To get started, you will need to open the UnStuffit application to 
decompress the GelReader application, documentation, and sample 
files.

NEW FEATURES IN VERSION 2.0

This version has been completely rewriten, and now provides a much 
more intuitive user interface. Creating, deleting and editing 
standards is now much easier, and assigning standards to lanes in a 
gel has been greatly improved.

Profiles now appear in the same window with the gel. You may 
superimpose several profiles in the same view. You can also save a 
gel file, its' lanes and bands and its notebook into an HDF file. When 
you open the HDF file again, you will see all the lanes and bands that 
were there when you saved it, and the notebook will still be intact.

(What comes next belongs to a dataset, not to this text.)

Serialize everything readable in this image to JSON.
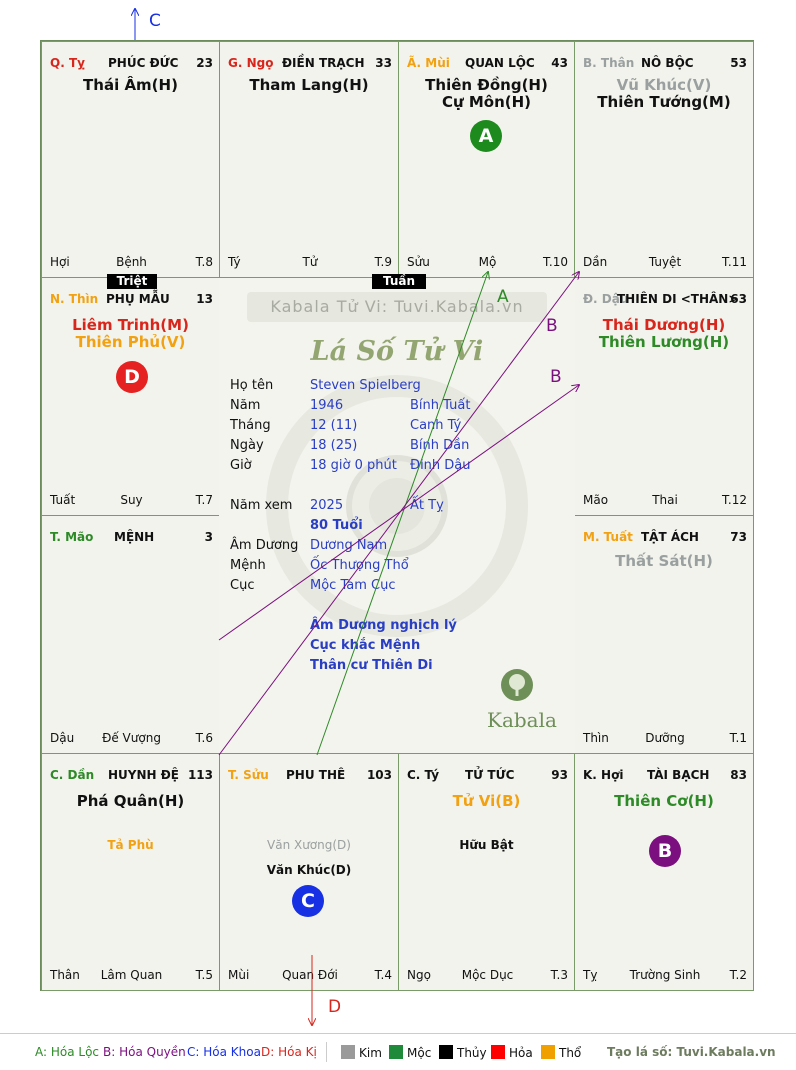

Multiplexing is also supported now. You can run standards and 
unknowns in the same lane, probe for the knowns and generate the 
image, then probe for the unknowns and generate a separate image. 
The results of the analysis of the image with the knowns can then be 
superimposed onto the image with the unknowns.

And much, much more.

FIXES
  in 2.0.2:

1) There was a bug that would cause the program to crash whenever
     you manually added more than one lane. Fixed!
2) It no longer reports standards.
3) It would sometimes report than the program was out of memory
    when using the copy lanes command. Fixed.
4) It no longer crashes when you try to generate a report and you
    have unknowns above internal controls (knows imbedded in the
    lane.
5) Computations for unknowns outside of the range of the knowns
    are still less accurate, but tend to be much more reasonable now,
    and the fact that these computation are less accurate are flagged 
    in the report.

  in 2.0.3:

1) it no longer refreshes the entire screen when deleting or adding
    bands.
2) I can no longer reproduce the file save problems, although I don't
    know why.

WHAT THIS DISK CONTAINS

GelReader2.0.3LCsi.sit	compressed GelReader application(No FPU)
	or
GelReader2.0.3mac.sit	compressed GelReader application
Samples.sit	compressed sample files
README	this file
UnStuffit 1.51		decompression utility

Thomas Redman
Project Leader
National Center for Supercomputing Appls.